Plastic waste can be extremely hazardous to the environment. Wouldn’t it be great if you could turn that plastic into fertilizer for your garden plants? Unfortunately, the vast majority of plastics cannot be broken down at home. However, if you have home-compostable plastic, you can add it to your compost and use it as fertilizer for your garden. We’ve compiled answers to some of your most pressing questions about converting this hazardous waste product into plant nutrition.
As recently demonstrated, bioplastics can be chemically recycled into nitrogen-rich fertilizers in an easy and environmentally friendly manner. Their findings pave the way for long-term circular systems that address issues like plastic pollution, petrochemical resource depletion, and global hunger.
Over the last century, plastics have taken the world by storm, with applications in almost every aspect of our lives.

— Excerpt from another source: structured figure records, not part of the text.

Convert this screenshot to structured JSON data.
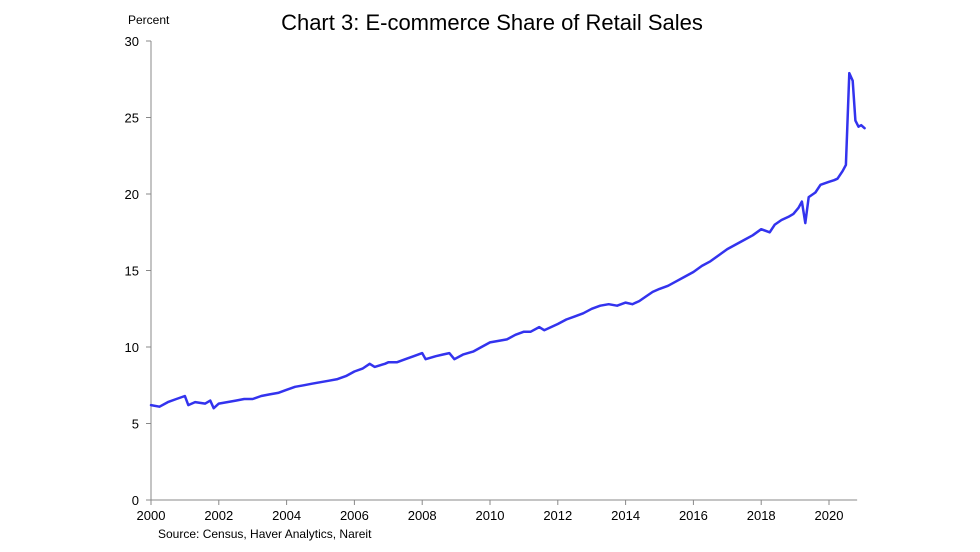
{
  "chart_data": {
    "type": "line",
    "title": "Chart 3: E-commerce Share of Retail Sales",
    "ylabel": "Percent",
    "xlabel": "",
    "source": "Source: Census, Haver Analytics, Nareit",
    "xlim": [
      2000,
      2020.83
    ],
    "ylim": [
      0,
      30
    ],
    "x_ticks": [
      "2000",
      "2002",
      "2004",
      "2006",
      "2008",
      "2010",
      "2012",
      "2014",
      "2016",
      "2018",
      "2020"
    ],
    "y_ticks": [
      "0",
      "5",
      "10",
      "15",
      "20",
      "25",
      "30"
    ],
    "grid": false,
    "series": [
      {
        "name": "",
        "color": "#3333ee",
        "points": [
          [
            2000.0,
            6.2
          ],
          [
            2000.25,
            6.1
          ],
          [
            2000.5,
            6.4
          ],
          [
            2000.75,
            6.6
          ],
          [
            2001.0,
            6.8
          ],
          [
            2001.1,
            6.2
          ],
          [
            2001.3,
            6.4
          ],
          [
            2001.6,
            6.3
          ],
          [
            2001.75,
            6.5
          ],
          [
            2001.85,
            6.0
          ],
          [
            2002.0,
            6.3
          ],
          [
            2002.25,
            6.4
          ],
          [
            2002.5,
            6.5
          ],
          [
            2002.75,
            6.6
          ],
          [
            2003.0,
            6.6
          ],
          [
            2003.25,
            6.8
          ],
          [
            2003.5,
            6.9
          ],
          [
            2003.75,
            7.0
          ],
          [
            2004.0,
            7.2
          ],
          [
            2004.25,
            7.4
          ],
          [
            2004.5,
            7.5
          ],
          [
            2004.75,
            7.6
          ],
          [
            2005.0,
            7.7
          ],
          [
            2005.25,
            7.8
          ],
          [
            2005.5,
            7.9
          ],
          [
            2005.75,
            8.1
          ],
          [
            2006.0,
            8.4
          ],
          [
            2006.25,
            8.6
          ],
          [
            2006.45,
            8.9
          ],
          [
            2006.6,
            8.7
          ],
          [
            2006.9,
            8.9
          ],
          [
            2007.0,
            9.0
          ],
          [
            2007.25,
            9.0
          ],
          [
            2007.5,
            9.2
          ],
          [
            2007.75,
            9.4
          ],
          [
            2008.0,
            9.6
          ],
          [
            2008.1,
            9.2
          ],
          [
            2008.4,
            9.4
          ],
          [
            2008.6,
            9.5
          ],
          [
            2008.8,
            9.6
          ],
          [
            2008.95,
            9.2
          ],
          [
            2009.2,
            9.5
          ],
          [
            2009.5,
            9.7
          ],
          [
            2009.75,
            10.0
          ],
          [
            2010.0,
            10.3
          ],
          [
            2010.25,
            10.4
          ],
          [
            2010.5,
            10.5
          ],
          [
            2010.75,
            10.8
          ],
          [
            2011.0,
            11.0
          ],
          [
            2011.2,
            11.0
          ],
          [
            2011.45,
            11.3
          ],
          [
            2011.6,
            11.1
          ],
          [
            2011.8,
            11.3
          ],
          [
            2012.0,
            11.5
          ],
          [
            2012.25,
            11.8
          ],
          [
            2012.5,
            12.0
          ],
          [
            2012.75,
            12.2
          ],
          [
            2013.0,
            12.5
          ],
          [
            2013.25,
            12.7
          ],
          [
            2013.5,
            12.8
          ],
          [
            2013.75,
            12.7
          ],
          [
            2014.0,
            12.9
          ],
          [
            2014.2,
            12.8
          ],
          [
            2014.4,
            13.0
          ],
          [
            2014.6,
            13.3
          ],
          [
            2014.8,
            13.6
          ],
          [
            2015.0,
            13.8
          ],
          [
            2015.25,
            14.0
          ],
          [
            2015.5,
            14.3
          ],
          [
            2015.75,
            14.6
          ],
          [
            2016.0,
            14.9
          ],
          [
            2016.25,
            15.3
          ],
          [
            2016.5,
            15.6
          ],
          [
            2016.75,
            16.0
          ],
          [
            2017.0,
            16.4
          ],
          [
            2017.25,
            16.7
          ],
          [
            2017.5,
            17.0
          ],
          [
            2017.75,
            17.3
          ],
          [
            2018.0,
            17.7
          ],
          [
            2018.25,
            17.5
          ],
          [
            2018.4,
            18.0
          ],
          [
            2018.6,
            18.3
          ],
          [
            2018.8,
            18.5
          ],
          [
            2018.95,
            18.7
          ],
          [
            2019.1,
            19.1
          ],
          [
            2019.2,
            19.5
          ],
          [
            2019.3,
            18.1
          ],
          [
            2019.4,
            19.8
          ],
          [
            2019.6,
            20.1
          ],
          [
            2019.75,
            20.6
          ],
          [
            2020.0,
            20.8
          ],
          [
            2020.15,
            20.9
          ],
          [
            2020.25,
            21.0
          ],
          [
            2020.4,
            21.5
          ],
          [
            2020.5,
            21.9
          ],
          [
            2020.6,
            27.9
          ],
          [
            2020.7,
            27.4
          ],
          [
            2020.78,
            24.8
          ],
          [
            2020.87,
            24.4
          ],
          [
            2020.95,
            24.5
          ],
          [
            2021.05,
            24.3
          ]
        ]
      }
    ]
  }
}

However, the rise of these synthetic polymers, which serve as the foundation for plastics, has contributed to a slew of serious environmental problems. The most serious of these is the excessive use of petrochemical compounds and the disposal of non-biodegradable materials without recycling; only 14% of all plastic waste is recycled, which barely makes a dent in the problem.
Bioplastics can be chemically recycled into nitrogen-rich fertilizers in an easy and environmentally friendly manner. These findings pave the way for long-term circular systems that address issues like plastic pollution, petrochemical resource depletion, and global hunger.Professor Hideyuki Otsuka
To solve the plastic conundrum, we must create “circular” systems in which the raw materials used to make plastics are returned to the source after disposal and recycling. A team of scientists led by Assistant Professor Daisuke Aoki and Professor Hideyuki Otsuka at Tokyo Institute of Technology is pioneering a novel concept. Plastics made from biomass (bioplastics) are chemically recycled back into fertilizers in their new environmentally friendly process. This research will be published in Green Chemistry, a Royal Society of Chemistry journal devoted to innovative research on sustainable and eco-friendly technologies.

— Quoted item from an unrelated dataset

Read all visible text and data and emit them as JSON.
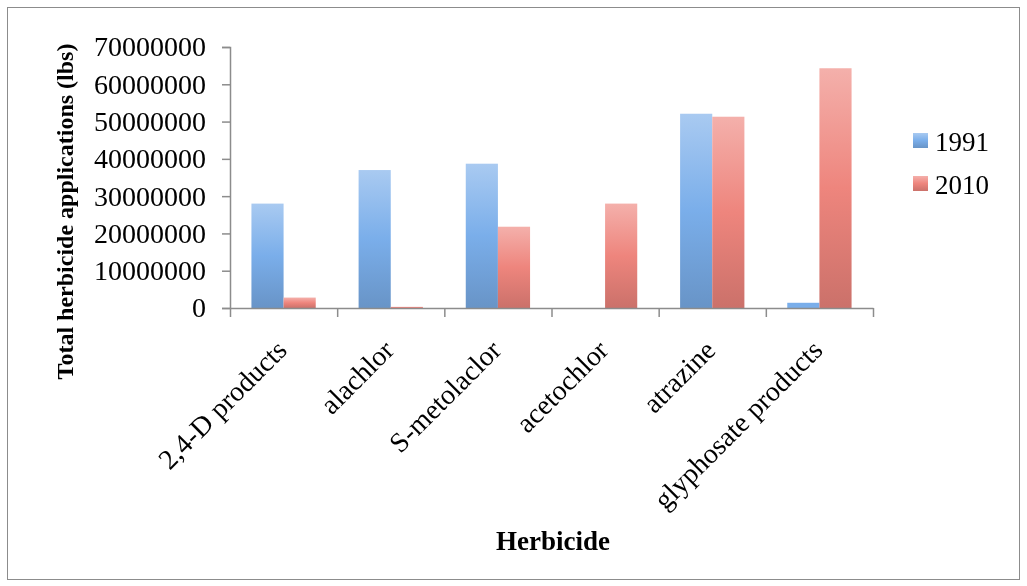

The group concentrated on poly (isosorbide carbonate/PIC), a bio-based polycarbonate that has received a lot of attention as an alternative to petroleum-based polycarbonates. As a monomer, PIC is made from isosorbide (ISB), a non-toxic material derived from glucose. The carbonate links that connect the ISB units can be severed using ammonia (NH3) in a process known as ‘ammonolysis.’ The process yields urea, a nitrogen-rich molecule commonly used as a fertilizer. While this chemical reaction was not a surprise to scientists, few studies on polymer degradation have focused on the potential applications of all degradation products rather than just the monomers.

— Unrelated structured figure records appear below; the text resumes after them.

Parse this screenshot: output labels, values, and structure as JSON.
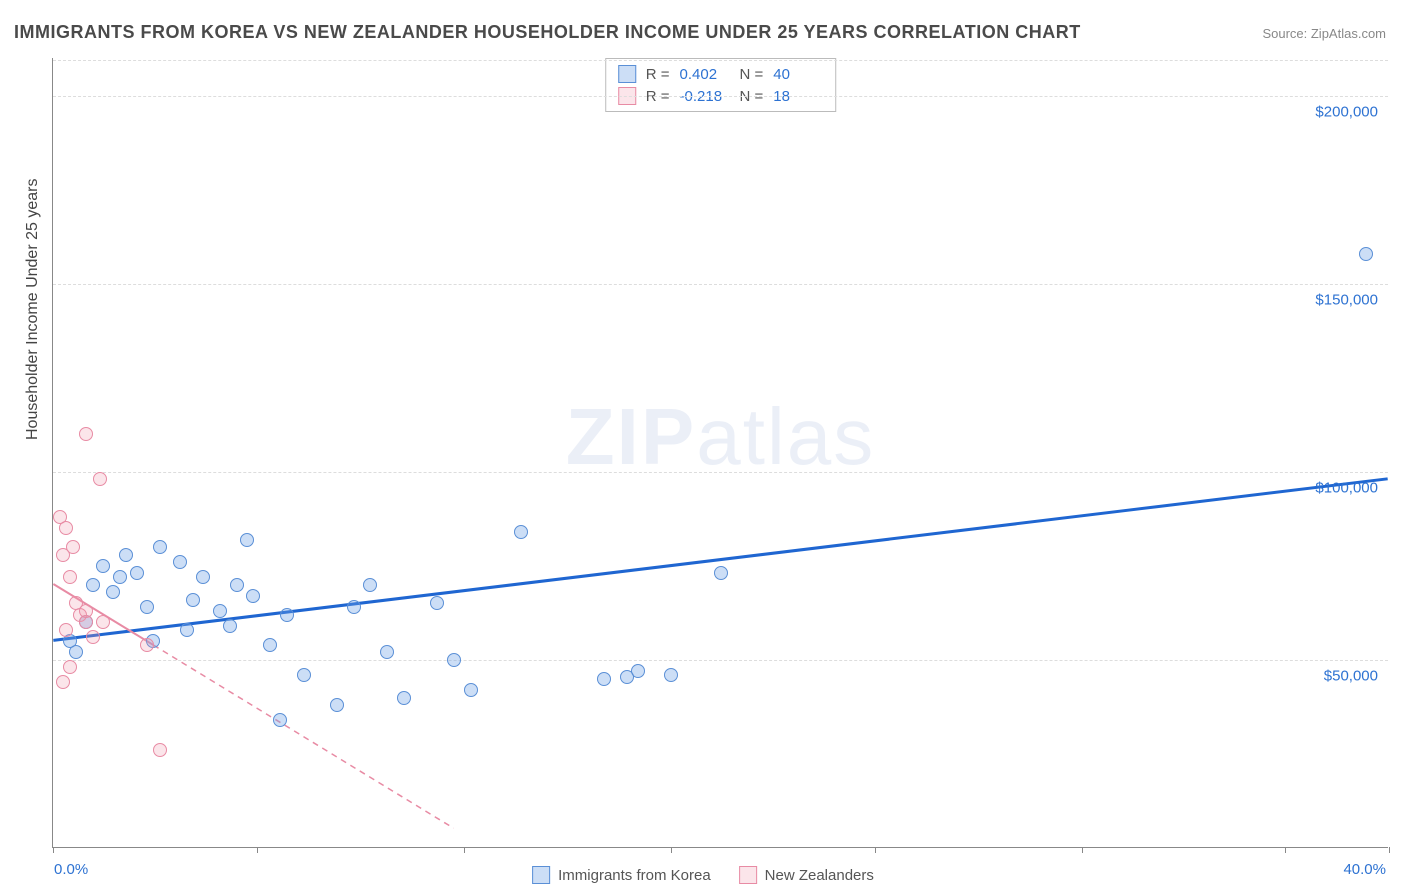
{
  "title": "IMMIGRANTS FROM KOREA VS NEW ZEALANDER HOUSEHOLDER INCOME UNDER 25 YEARS CORRELATION CHART",
  "source": "Source: ZipAtlas.com",
  "ylabel": "Householder Income Under 25 years",
  "watermark_a": "ZIP",
  "watermark_b": "atlas",
  "chart": {
    "type": "scatter-with-trend",
    "background_color": "#ffffff",
    "grid_color": "#dddddd",
    "axis_color": "#888888",
    "tick_label_color": "#2d72d2",
    "xlim": [
      0,
      40
    ],
    "ylim": [
      0,
      210000
    ],
    "y_gridlines": [
      50000,
      100000,
      150000,
      200000
    ],
    "y_tick_labels": [
      "$50,000",
      "$100,000",
      "$150,000",
      "$200,000"
    ],
    "x_tick_labels": {
      "left": "0.0%",
      "right": "40.0%"
    },
    "x_minor_ticks": [
      0,
      6.1,
      12.3,
      18.5,
      24.6,
      30.8,
      36.9,
      40
    ],
    "series": [
      {
        "name": "Immigrants from Korea",
        "color_fill": "rgba(110,160,230,0.35)",
        "color_stroke": "#5a8fd6",
        "marker_radius": 7,
        "r": 0.402,
        "n": 40,
        "trend": {
          "x1": 0,
          "y1": 55000,
          "x2": 40,
          "y2": 98000,
          "stroke": "#1f66d1",
          "width": 3,
          "dash": "none"
        },
        "points": [
          [
            0.5,
            55000
          ],
          [
            0.7,
            52000
          ],
          [
            1.0,
            60000
          ],
          [
            1.2,
            70000
          ],
          [
            1.5,
            75000
          ],
          [
            1.8,
            68000
          ],
          [
            2.0,
            72000
          ],
          [
            2.2,
            78000
          ],
          [
            2.5,
            73000
          ],
          [
            2.8,
            64000
          ],
          [
            3.0,
            55000
          ],
          [
            3.2,
            80000
          ],
          [
            4.0,
            58000
          ],
          [
            4.2,
            66000
          ],
          [
            4.5,
            72000
          ],
          [
            5.0,
            63000
          ],
          [
            5.5,
            70000
          ],
          [
            5.8,
            82000
          ],
          [
            6.0,
            67000
          ],
          [
            6.5,
            54000
          ],
          [
            6.8,
            34000
          ],
          [
            7.0,
            62000
          ],
          [
            7.5,
            46000
          ],
          [
            8.5,
            38000
          ],
          [
            9.0,
            64000
          ],
          [
            9.5,
            70000
          ],
          [
            10.0,
            52000
          ],
          [
            10.5,
            40000
          ],
          [
            11.5,
            65000
          ],
          [
            12.0,
            50000
          ],
          [
            12.5,
            42000
          ],
          [
            14.0,
            84000
          ],
          [
            16.5,
            45000
          ],
          [
            17.2,
            45500
          ],
          [
            17.5,
            47000
          ],
          [
            18.5,
            46000
          ],
          [
            20.0,
            73000
          ],
          [
            39.3,
            158000
          ],
          [
            3.8,
            76000
          ],
          [
            5.3,
            59000
          ]
        ]
      },
      {
        "name": "New Zealanders",
        "color_fill": "rgba(240,150,170,0.25)",
        "color_stroke": "#e88ba4",
        "marker_radius": 7,
        "r": -0.218,
        "n": 18,
        "trend": {
          "x1": 0,
          "y1": 70000,
          "x2": 12,
          "y2": 5000,
          "stroke": "#e88ba4",
          "width": 2,
          "dash": "6 5"
        },
        "trend_solid_until": 3.0,
        "points": [
          [
            0.2,
            88000
          ],
          [
            0.3,
            78000
          ],
          [
            0.4,
            85000
          ],
          [
            0.5,
            72000
          ],
          [
            0.6,
            80000
          ],
          [
            0.7,
            65000
          ],
          [
            0.8,
            62000
          ],
          [
            0.3,
            44000
          ],
          [
            1.0,
            60000
          ],
          [
            1.2,
            56000
          ],
          [
            1.0,
            110000
          ],
          [
            1.4,
            98000
          ],
          [
            0.4,
            58000
          ],
          [
            1.5,
            60000
          ],
          [
            0.5,
            48000
          ],
          [
            2.8,
            54000
          ],
          [
            3.2,
            26000
          ],
          [
            1.0,
            63000
          ]
        ]
      }
    ]
  },
  "stats_box": {
    "rows": [
      {
        "swatch": "blue",
        "r_label": "R =",
        "r_val": "0.402",
        "n_label": "N =",
        "n_val": "40"
      },
      {
        "swatch": "pink",
        "r_label": "R =",
        "r_val": "-0.218",
        "n_label": "N =",
        "n_val": "18"
      }
    ]
  },
  "bottom_legend": [
    {
      "swatch": "blue",
      "label": "Immigrants from Korea"
    },
    {
      "swatch": "pink",
      "label": "New Zealanders"
    }
  ]
}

First, the researchers looked into how well complete ammonolysis of PIC could be performed in water under mild conditions (30°C and atmospheric pressure). This decision was made to avoid the use of organic solvents and excessive amounts of energy. The team meticulously examined all of the reaction products using nuclear magnetic resonance spectroscopy, Fourier transforms infrared spectroscopy, and gel permeation chromatography.
Despite the fact that they were able to produce urea in this manner, the degradation of PIC was not complete even after 24 hours, with many ISB derivatives still present. As a result, the researchers increased the temperature and discovered that complete degradation could be accomplished in about six hours at 90°C! Dr. Aoki emphasizes the advantages of this approach “The reaction occurs without the use of a catalyst, demonstrating that ammonolysis of PIC can be easily accomplished with aqueous ammonia and heating. As a result, this procedure is both operationally simple and environmentally friendly in terms of chemical recycling.”
Finally, the team conducted plant growth experiments with Arabidopsis thaliana, a model organism, to demonstrate that all PIC degradation products can be used directly as fertilizer. Plants treated with all PIC degradation products grew better than plants treated only with urea.
This study’s overall findings demonstrate the viability of developing fertilizer-from-plastics systems. The systems can not only help combat pollution and resource depletion, but they can also help meet the world’s rising food demand. Dr. Aoki ends on a high note: “We are confident that our work will pave the way for the development of sustainable and recyclable polymer materials in the near future. The era of “bread from plastics” is rapidly approaching!”